Legacy List: Do we still need paper genealogy records?
Nicole and I recently watched a rerun of Legacy List, the PBS show in which Boomers downsizing their homes seek out a handful of family treasures to save. It's our second-most favorite genealogy TV show after Finding Your Roots.
Season 1 Episode 4 of Legacy List (watch the video here) focuses on the Day family, who have continuously lived in the same New Jersey neighborhood for 150 years. One of the items the Legacy List team uncovers is an ancient scrapbook:
Many of the parchment and paper documents date to before the Revolutionary War. They include deeds from the late 1600s as well as a fragment of a will from the 1700s:
Some of the older paper records are in an extremely fragile state. But, at least they exist. And someone (or several generations of someones) recognized their value to the family's story. As noted by the Legacy List narrator:
"Paper that's manufactured might last only 50 years. But then do we still need paper? So long as we value our past, the answer is yes."

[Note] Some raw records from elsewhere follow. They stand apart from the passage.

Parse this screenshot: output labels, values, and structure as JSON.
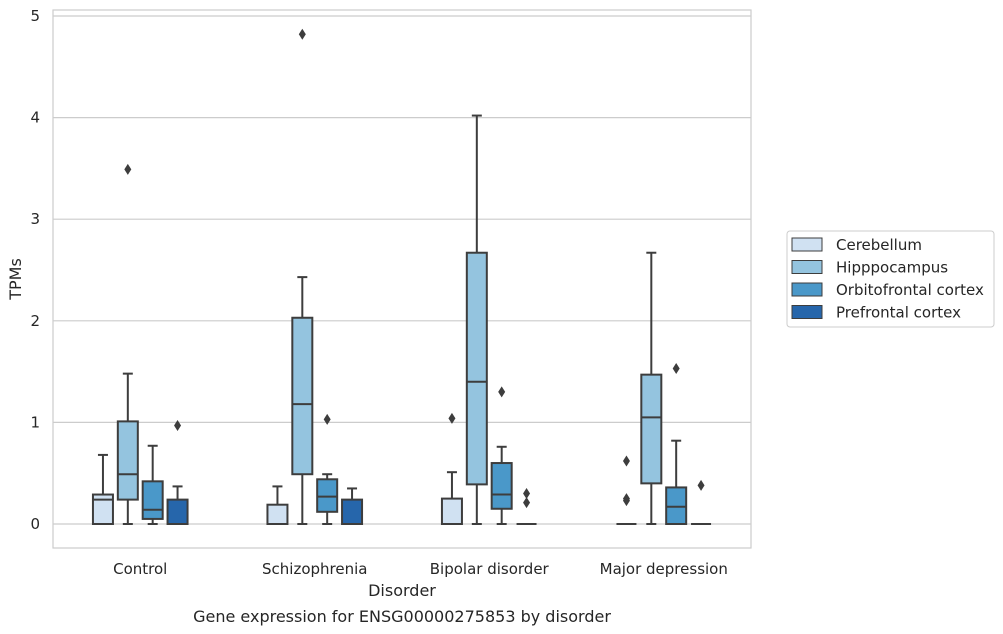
{
  "chart_data": {
    "type": "box",
    "xlabel": "Disorder",
    "ylabel": "TPMs",
    "caption": "Gene expression for ENSG00000275853 by disorder",
    "ylim": [
      -0.24,
      5.08
    ],
    "yticks": [
      "0",
      "1",
      "2",
      "3",
      "4",
      "5"
    ],
    "grid": true,
    "legend_position": "right",
    "categories": [
      "Control",
      "Schizophrenia",
      "Bipolar disorder",
      "Major depression"
    ],
    "series": [
      {
        "name": "Cerebellum",
        "color": "#d0e1f2",
        "boxes": [
          {
            "q1": 0.0,
            "median": 0.24,
            "q3": 0.29,
            "whisker_low": 0.0,
            "whisker_high": 0.68,
            "outliers": []
          },
          {
            "q1": 0.0,
            "median": 0.0,
            "q3": 0.19,
            "whisker_low": 0.0,
            "whisker_high": 0.37,
            "outliers": []
          },
          {
            "q1": 0.0,
            "median": 0.0,
            "q3": 0.25,
            "whisker_low": 0.0,
            "whisker_high": 0.51,
            "outliers": [
              1.04
            ]
          },
          {
            "q1": 0.0,
            "median": 0.0,
            "q3": 0.0,
            "whisker_low": 0.0,
            "whisker_high": 0.0,
            "outliers": [
              0.62,
              0.25,
              0.23
            ]
          }
        ]
      },
      {
        "name": "Hipppocampus",
        "color": "#94c4df",
        "boxes": [
          {
            "q1": 0.24,
            "median": 0.49,
            "q3": 1.01,
            "whisker_low": 0.0,
            "whisker_high": 1.48,
            "outliers": [
              3.49
            ]
          },
          {
            "q1": 0.49,
            "median": 1.18,
            "q3": 2.03,
            "whisker_low": 0.0,
            "whisker_high": 2.43,
            "outliers": [
              4.82
            ]
          },
          {
            "q1": 0.39,
            "median": 1.4,
            "q3": 2.67,
            "whisker_low": 0.0,
            "whisker_high": 4.02,
            "outliers": []
          },
          {
            "q1": 0.4,
            "median": 1.05,
            "q3": 1.47,
            "whisker_low": 0.0,
            "whisker_high": 2.67,
            "outliers": []
          }
        ]
      },
      {
        "name": "Orbitofrontal cortex",
        "color": "#4a98c9",
        "boxes": [
          {
            "q1": 0.05,
            "median": 0.14,
            "q3": 0.42,
            "whisker_low": 0.0,
            "whisker_high": 0.77,
            "outliers": []
          },
          {
            "q1": 0.12,
            "median": 0.27,
            "q3": 0.44,
            "whisker_low": 0.0,
            "whisker_high": 0.49,
            "outliers": [
              1.03
            ]
          },
          {
            "q1": 0.15,
            "median": 0.29,
            "q3": 0.6,
            "whisker_low": 0.0,
            "whisker_high": 0.76,
            "outliers": [
              1.3
            ]
          },
          {
            "q1": 0.0,
            "median": 0.17,
            "q3": 0.36,
            "whisker_low": 0.0,
            "whisker_high": 0.82,
            "outliers": [
              1.53
            ]
          }
        ]
      },
      {
        "name": "Prefrontal cortex",
        "color": "#2666ab",
        "boxes": [
          {
            "q1": 0.0,
            "median": 0.0,
            "q3": 0.24,
            "whisker_low": 0.0,
            "whisker_high": 0.37,
            "outliers": [
              0.97
            ]
          },
          {
            "q1": 0.0,
            "median": 0.0,
            "q3": 0.24,
            "whisker_low": 0.0,
            "whisker_high": 0.35,
            "outliers": []
          },
          {
            "q1": 0.0,
            "median": 0.0,
            "q3": 0.0,
            "whisker_low": 0.0,
            "whisker_high": 0.0,
            "outliers": [
              0.3,
              0.21
            ]
          },
          {
            "q1": 0.0,
            "median": 0.0,
            "q3": 0.0,
            "whisker_low": 0.0,
            "whisker_high": 0.0,
            "outliers": [
              0.38
            ]
          }
        ]
      }
    ]
  }
}
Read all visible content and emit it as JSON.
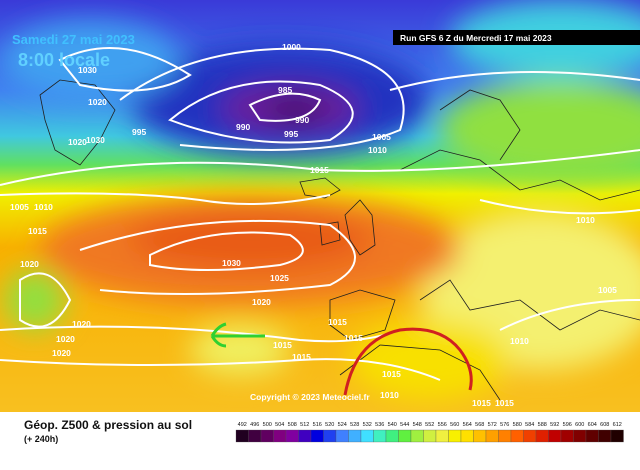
{
  "header": {
    "date": "Samedi 27 mai 2023",
    "time": "8:00 locale",
    "run": "Run GFS 6 Z du Mercredi 17 mai 2023"
  },
  "copyright": "Copyright © 2023 Meteociel.fr",
  "footer": {
    "title": "Géop. Z500 & pression au sol",
    "lead": "(+ 240h)"
  },
  "isobar_labels": [
    "1000",
    "1030",
    "985",
    "990",
    "990",
    "995",
    "995",
    "1020",
    "1020",
    "1030",
    "1005",
    "1010",
    "1015",
    "1005",
    "1010",
    "1015",
    "1020",
    "1030",
    "1025",
    "1020",
    "1020",
    "1020",
    "1020",
    "1015",
    "1015",
    "1015",
    "1015",
    "1015",
    "1010",
    "1015",
    "1015",
    "1010",
    "1005",
    "1010"
  ],
  "legend": {
    "levels": [
      "492",
      "496",
      "500",
      "504",
      "508",
      "512",
      "516",
      "520",
      "524",
      "528",
      "532",
      "536",
      "540",
      "544",
      "548",
      "552",
      "556",
      "560",
      "564",
      "568",
      "572",
      "576",
      "580",
      "584",
      "588",
      "592",
      "596",
      "600",
      "604",
      "608",
      "612"
    ],
    "colors": [
      "#200020",
      "#400040",
      "#600060",
      "#800080",
      "#8000a0",
      "#4000c0",
      "#0000e0",
      "#2040f0",
      "#4080ff",
      "#40b0ff",
      "#40e0ff",
      "#40f0c0",
      "#40f080",
      "#60f040",
      "#a0f040",
      "#d0f040",
      "#f0f040",
      "#f8f000",
      "#ffe000",
      "#ffc000",
      "#ffa000",
      "#ff8000",
      "#ff6000",
      "#f04000",
      "#e02000",
      "#c00000",
      "#a00000",
      "#800000",
      "#600000",
      "#400000",
      "#200000"
    ]
  }
}
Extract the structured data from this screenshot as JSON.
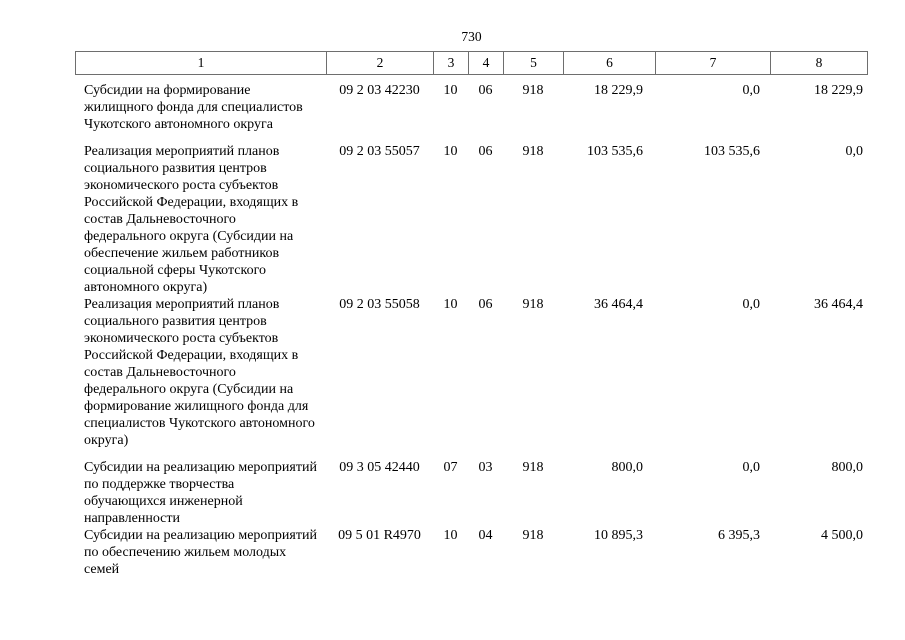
{
  "page_number": "730",
  "colors": {
    "background": "#ffffff",
    "text": "#000000",
    "table_border": "#6e6e6e"
  },
  "table": {
    "header": [
      "1",
      "2",
      "3",
      "4",
      "5",
      "6",
      "7",
      "8"
    ],
    "rows": [
      {
        "cells": [
          "Субсидии на формирование жилищного фонда для специалистов Чукотского автономного округа",
          "09 2 03 42230",
          "10",
          "06",
          "918",
          "18 229,9",
          "0,0",
          "18 229,9"
        ]
      },
      {
        "cells": [
          "Реализация мероприятий планов социального развития центров экономического роста субъектов Российской Федерации, входящих в состав Дальневосточного федерального округа (Субсидии на обеспечение жильем работников социальной сферы Чукотского автономного округа)",
          "09 2 03 55057",
          "10",
          "06",
          "918",
          "103 535,6",
          "103 535,6",
          "0,0"
        ]
      },
      {
        "cells": [
          "Реализация мероприятий планов социального развития центров экономического роста субъектов Российской Федерации, входящих в состав Дальневосточного федерального округа (Субсидии на формирование жилищного фонда для специалистов Чукотского автономного округа)",
          "09 2 03 55058",
          "10",
          "06",
          "918",
          "36 464,4",
          "0,0",
          "36 464,4"
        ]
      },
      {
        "cells": [
          "Субсидии на реализацию мероприятий по поддержке творчества обучающихся инженерной направленности",
          "09 3 05 42440",
          "07",
          "03",
          "918",
          "800,0",
          "0,0",
          "800,0"
        ]
      },
      {
        "cells": [
          "Субсидии на реализацию мероприятий по обеспечению жильем молодых семей",
          "09 5 01 R4970",
          "10",
          "04",
          "918",
          "10 895,3",
          "6 395,3",
          "4 500,0"
        ]
      }
    ]
  }
}
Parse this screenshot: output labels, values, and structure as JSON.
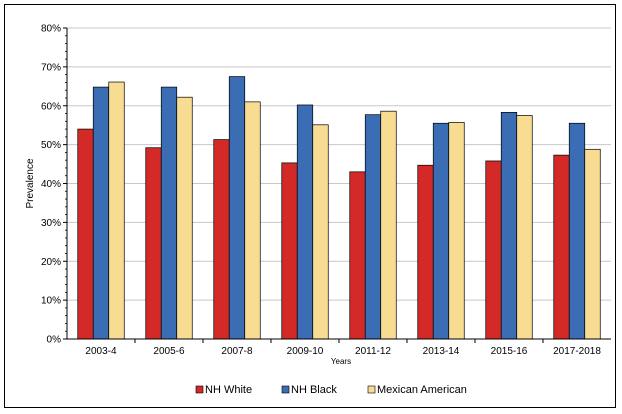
{
  "chart_data": {
    "type": "bar",
    "categories": [
      "2003-4",
      "2005-6",
      "2007-8",
      "2009-10",
      "2011-12",
      "2013-14",
      "2015-16",
      "2017-2018"
    ],
    "series": [
      {
        "name": "NH White",
        "color": "#d42a27",
        "values": [
          54.0,
          49.2,
          51.3,
          45.3,
          43.0,
          44.7,
          45.8,
          47.3
        ]
      },
      {
        "name": "NH Black",
        "color": "#3a6db4",
        "values": [
          64.8,
          64.8,
          67.5,
          60.2,
          57.7,
          55.5,
          58.3,
          55.5
        ]
      },
      {
        "name": "Mexican American",
        "color": "#f8dc92",
        "values": [
          66.1,
          62.2,
          61.0,
          55.1,
          58.6,
          55.7,
          57.5,
          48.8
        ]
      }
    ],
    "xlabel": "Years",
    "ylabel": "Prevalence",
    "ylim": [
      0,
      80
    ],
    "yticks": [
      "0%",
      "10%",
      "20%",
      "30%",
      "40%",
      "50%",
      "60%",
      "70%",
      "80%"
    ],
    "grid": true,
    "legend_position": "bottom"
  }
}
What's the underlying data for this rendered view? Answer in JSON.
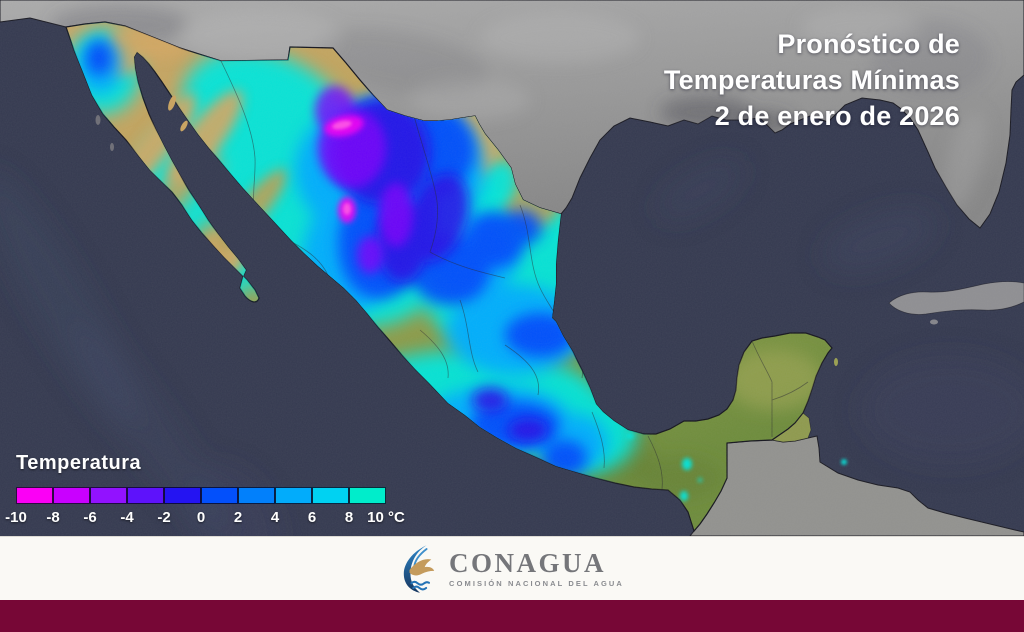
{
  "title": {
    "line1": "Pronóstico de",
    "line2": "Temperaturas Mínimas",
    "line3": "2 de enero de 2026"
  },
  "legend": {
    "label": "Temperatura",
    "unit": "°C",
    "scale_min": -10,
    "scale_max": 10,
    "scale_step": 2,
    "tick_labels": [
      "-10",
      "-8",
      "-6",
      "-4",
      "-2",
      "0",
      "2",
      "4",
      "6",
      "8",
      "10 °C"
    ],
    "segments": [
      {
        "range": "-10 a -8",
        "color": "#fb00f5"
      },
      {
        "range": "-8 a -6",
        "color": "#c900ff"
      },
      {
        "range": "-6 a -4",
        "color": "#9212ff"
      },
      {
        "range": "-4 a -2",
        "color": "#5e12fb"
      },
      {
        "range": "-2 a 0",
        "color": "#2414f2"
      },
      {
        "range": "0 a 2",
        "color": "#0350fb"
      },
      {
        "range": "2 a 4",
        "color": "#0280fb"
      },
      {
        "range": "4 a 6",
        "color": "#02acfb"
      },
      {
        "range": "6 a 8",
        "color": "#00d2f2"
      },
      {
        "range": "8 a 10",
        "color": "#00edcb"
      }
    ]
  },
  "footer": {
    "logo_name": "CONAGUA",
    "logo_subtitle": "COMISIÓN NACIONAL DEL AGUA"
  },
  "colors": {
    "ocean": "#353a50",
    "us_land": "#9a9a9a",
    "mexico_warm_land": "#c9a25f",
    "mexico_green_land": "#7e9542",
    "footer_band": "#faf9f5",
    "footer_bar": "#770736",
    "title_text": "#ffffff"
  }
}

I literally cheered when I heard that, as Nicole can confirm. We've been saying it for years: Paper genealogy forms and genealogy PDF printouts are perfect for recording core data and research notes that you can refer to for decades to come, pass down to the next generation, or share with relatives who do not have access to Ancestry or other types of genealogy apps.
Our descendants not be able to access research stored on our iPhones or PCs, or locked away on the servers of a private, for-profit genealogy services that may not even exist in 20 or 30 years. Ancestry has destroyed people's archives when it decided it was no longer profitable or important enough to keep them.
Keep in mind that acid-free paper (which EasyGenie uses exclusively) can last longer than 50 years. Quoting the Library of Congress, "good quality paper stored in good conditions (cooler temperatures; 30-40% relative humidity) are able to last a long time - even hundreds of years."